フジ「日枝氏が辞任」でも"CMは戻ってこない"深刻 スポンサーは辞任を求めているわけではない?
東洋経済オンライン / 2025年2月5日 15時30分
10時間以上におよんだフジテレビの「やり直し記者会見」の意義は疑問が持たれているが、いくつか成果はあったというのも紛れもない事実だ。
経営者の辞任・就任と、第三者委員の立ち上げという具体的な動きがあったことに加えて、日枝体制と、その問題を世の中に知らしめたという効果もあった。
フジテレビの「復活への道筋」
3月末に第三者委員会の調査報告が発表され、経営陣が刷新され、社内だけでなく、社外からも経営者が招聘され、若手や女性が取締役に就任する。社内組織も改革され、通報窓口の稼働など、ハラスメント行為を防止する体制が整い、望まない会食への参加も求められなくなり――といった好ましい動きが確認されること。
さらに、それが世の中に広く知らしめられて、視聴者もスポンサー企業も「フジテレビは根本的に変わった」と見なされれば、CM再開の動きは本格化するだろう。
しかしながら、現在に至っては、日枝氏が取締役相談役に留任したままで、それが可能であるとは、ほとんどのステークホルダーが思っていない。

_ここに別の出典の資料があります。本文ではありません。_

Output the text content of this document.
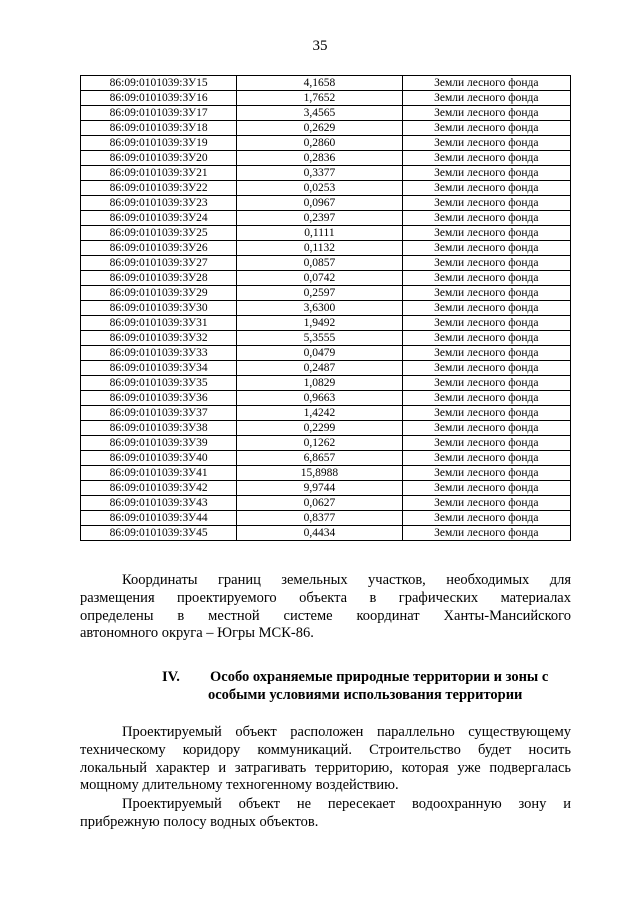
35
86:09:0101039:ЗУ15	4,1658	Земли лесного фонда
86:09:0101039:ЗУ16	1,7652	Земли лесного фонда
86:09:0101039:ЗУ17	3,4565	Земли лесного фонда
86:09:0101039:ЗУ18	0,2629	Земли лесного фонда
86:09:0101039:ЗУ19	0,2860	Земли лесного фонда
86:09:0101039:ЗУ20	0,2836	Земли лесного фонда
86:09:0101039:ЗУ21	0,3377	Земли лесного фонда
86:09:0101039:ЗУ22	0,0253	Земли лесного фонда
86:09:0101039:ЗУ23	0,0967	Земли лесного фонда
86:09:0101039:ЗУ24	0,2397	Земли лесного фонда
86:09:0101039:ЗУ25	0,1111	Земли лесного фонда
86:09:0101039:ЗУ26	0,1132	Земли лесного фонда
86:09:0101039:ЗУ27	0,0857	Земли лесного фонда
86:09:0101039:ЗУ28	0,0742	Земли лесного фонда
86:09:0101039:ЗУ29	0,2597	Земли лесного фонда
86:09:0101039:ЗУ30	3,6300	Земли лесного фонда
86:09:0101039:ЗУ31	1,9492	Земли лесного фонда
86:09:0101039:ЗУ32	5,3555	Земли лесного фонда
86:09:0101039:ЗУ33	0,0479	Земли лесного фонда
86:09:0101039:ЗУ34	0,2487	Земли лесного фонда
86:09:0101039:ЗУ35	1,0829	Земли лесного фонда
86:09:0101039:ЗУ36	0,9663	Земли лесного фонда
86:09:0101039:ЗУ37	1,4242	Земли лесного фонда
86:09:0101039:ЗУ38	0,2299	Земли лесного фонда
86:09:0101039:ЗУ39	0,1262	Земли лесного фонда
86:09:0101039:ЗУ40	6,8657	Земли лесного фонда
86:09:0101039:ЗУ41	15,8988	Земли лесного фонда
86:09:0101039:ЗУ42	9,9744	Земли лесного фонда
86:09:0101039:ЗУ43	0,0627	Земли лесного фонда
86:09:0101039:ЗУ44	0,8377	Земли лесного фонда
86:09:0101039:ЗУ45	0,4434	Земли лесного фонда
Координаты границ земельных участков, необходимых для
размещения проектируемого объекта в графических материалах
определены в местной системе координат Ханты-Мансийского
автономного округа – Югры МСК-86.
IV.	Особо охраняемые природные территории и зоны с
особыми условиями использования территории
Проектируемый объект расположен параллельно существующему
техническому коридору коммуникаций. Строительство будет носить
локальный характер и затрагивать территорию, которая уже подвергалась
мощному длительному техногенному воздействию.
Проектируемый объект не пересекает водоохранную зону и
прибрежную полосу водных объектов.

日枝氏が人事権を握っている以上、社外の人材を積極的に登用していく動きになるとは考えにくい。たとえ、改革が実現したとしても、「日枝氏が辞任しないと許さない」という論調になっているメディアが、それを好意的に報道してくれるとは限らない。
日枝体制が維持されてしまうと、視聴者やスポンサー企業の合意形成も難しくなってしまうのが実態だ。
現段階でダルトンがフジメディアHDにあのような書簡を送付した背景には、上記のような認識があるように思える。
辞任はゴールではない
清水賢治新社長は、ダルトンの書簡に関する報道を受けて、日枝氏を含めた各役員の進退を、3月末の第三者委員会の調査報告を待って検討することを表明している。
「メディアの圧力に屈して辞任する」というのは、日枝氏にとっては屈辱的なことかもしれないが、日枝氏の辞任は、時間の問題であると思う。3月末を待たず、早々に辞任をしたほうが、フジテレビのみでなく、日枝氏自身にとっても好ましいことなのではないか。
日枝氏の辞任がゴールなのではなく、そこがフジテレビの改革の出発点となるのだ。
もう少し早く辞任していたら、日枝氏は「フジサンケイグループを繁栄に導いた功労者」として勇退することができていただろう。ただ、このまま辞任を固辞し続ければ、「晩節を汚した経営者」というイメージが積み上がっていくだけではないだろうか。